A couple of weeks (months?) ago we discussed upgrading to Java 7.[1]
Generally, there was a positive vibe about moving forward with technology,
although we noted that this should not be done for common, compat and the GWT 
modules,


searchbackend is also used by GWT, this needs to be excluded as well.

Thanks,
Kanagaraj


under the limitation of the current GWT version we're using.
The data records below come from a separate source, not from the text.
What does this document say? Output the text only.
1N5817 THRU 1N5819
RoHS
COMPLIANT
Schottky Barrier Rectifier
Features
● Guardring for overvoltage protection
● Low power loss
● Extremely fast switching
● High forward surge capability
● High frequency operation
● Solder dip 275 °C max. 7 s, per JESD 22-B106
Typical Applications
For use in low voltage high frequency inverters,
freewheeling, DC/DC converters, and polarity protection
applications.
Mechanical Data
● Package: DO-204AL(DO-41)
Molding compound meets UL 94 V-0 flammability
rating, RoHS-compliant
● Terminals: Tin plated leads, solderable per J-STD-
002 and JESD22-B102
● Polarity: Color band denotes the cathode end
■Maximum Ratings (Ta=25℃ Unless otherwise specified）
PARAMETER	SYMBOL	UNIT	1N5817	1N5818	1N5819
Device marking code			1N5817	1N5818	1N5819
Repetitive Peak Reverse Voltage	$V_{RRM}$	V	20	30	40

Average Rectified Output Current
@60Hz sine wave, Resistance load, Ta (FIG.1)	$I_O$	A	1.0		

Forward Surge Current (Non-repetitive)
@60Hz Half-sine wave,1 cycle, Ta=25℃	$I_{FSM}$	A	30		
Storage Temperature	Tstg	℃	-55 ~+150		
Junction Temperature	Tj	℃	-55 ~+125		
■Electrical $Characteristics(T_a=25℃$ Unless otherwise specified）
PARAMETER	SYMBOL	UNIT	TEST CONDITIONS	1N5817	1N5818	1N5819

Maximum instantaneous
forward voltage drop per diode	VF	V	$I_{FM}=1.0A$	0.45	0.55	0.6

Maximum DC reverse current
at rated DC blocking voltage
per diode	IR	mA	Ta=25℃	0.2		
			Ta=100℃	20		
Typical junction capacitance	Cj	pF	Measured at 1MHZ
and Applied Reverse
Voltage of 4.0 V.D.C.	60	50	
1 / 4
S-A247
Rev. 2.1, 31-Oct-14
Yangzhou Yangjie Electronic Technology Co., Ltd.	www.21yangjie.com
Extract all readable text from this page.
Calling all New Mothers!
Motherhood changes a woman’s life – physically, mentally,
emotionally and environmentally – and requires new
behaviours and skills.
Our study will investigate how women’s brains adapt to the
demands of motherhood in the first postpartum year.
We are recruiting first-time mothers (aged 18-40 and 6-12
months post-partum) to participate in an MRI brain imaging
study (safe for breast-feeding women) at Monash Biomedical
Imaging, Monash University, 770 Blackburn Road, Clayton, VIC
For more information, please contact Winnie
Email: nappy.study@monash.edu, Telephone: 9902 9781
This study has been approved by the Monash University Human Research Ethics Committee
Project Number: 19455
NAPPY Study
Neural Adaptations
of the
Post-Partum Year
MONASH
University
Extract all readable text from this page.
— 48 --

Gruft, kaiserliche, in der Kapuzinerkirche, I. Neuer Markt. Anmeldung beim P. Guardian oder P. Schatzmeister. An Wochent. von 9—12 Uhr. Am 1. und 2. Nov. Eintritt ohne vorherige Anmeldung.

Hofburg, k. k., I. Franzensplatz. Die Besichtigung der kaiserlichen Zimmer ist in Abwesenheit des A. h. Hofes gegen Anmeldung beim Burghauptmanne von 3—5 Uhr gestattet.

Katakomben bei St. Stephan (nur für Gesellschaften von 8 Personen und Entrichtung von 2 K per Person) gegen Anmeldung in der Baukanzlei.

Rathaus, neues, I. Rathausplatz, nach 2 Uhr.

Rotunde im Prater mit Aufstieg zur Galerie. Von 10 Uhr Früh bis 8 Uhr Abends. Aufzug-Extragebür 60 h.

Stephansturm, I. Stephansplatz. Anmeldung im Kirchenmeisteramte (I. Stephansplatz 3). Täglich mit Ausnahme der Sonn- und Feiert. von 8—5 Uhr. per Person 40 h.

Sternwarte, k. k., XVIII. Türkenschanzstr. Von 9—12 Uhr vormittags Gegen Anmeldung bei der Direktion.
Here's an initial suggestion for this upgrade:
http://gerrit.ovirt.org/#/c/13519/

Areas handled and checked:
1. compilation (including GWT compilation)[2]
2. animal-sniffer validations for to makes sure that modules that aren't 
supposed to use JDK7 features really don't[2]
3. Running and making sure the UI still works :-)
(checkstyle issues which Laslo pointed out in the original discussion were 
already solved in a different patch merged long ago)


Sincerely,
Allon and Alissa

[1] http://lists.ovirt.org/pipermail/engine-devel/2012-December/003139.html
[2] This includes, of course, purposely introducing Java 7 syntax and JDK 7 
features to modules that aren't supposed to have them,
 and making sure that the build fails early, as expected, without having to 
add the -Pgwt-admin or -Pgwt-user profiles.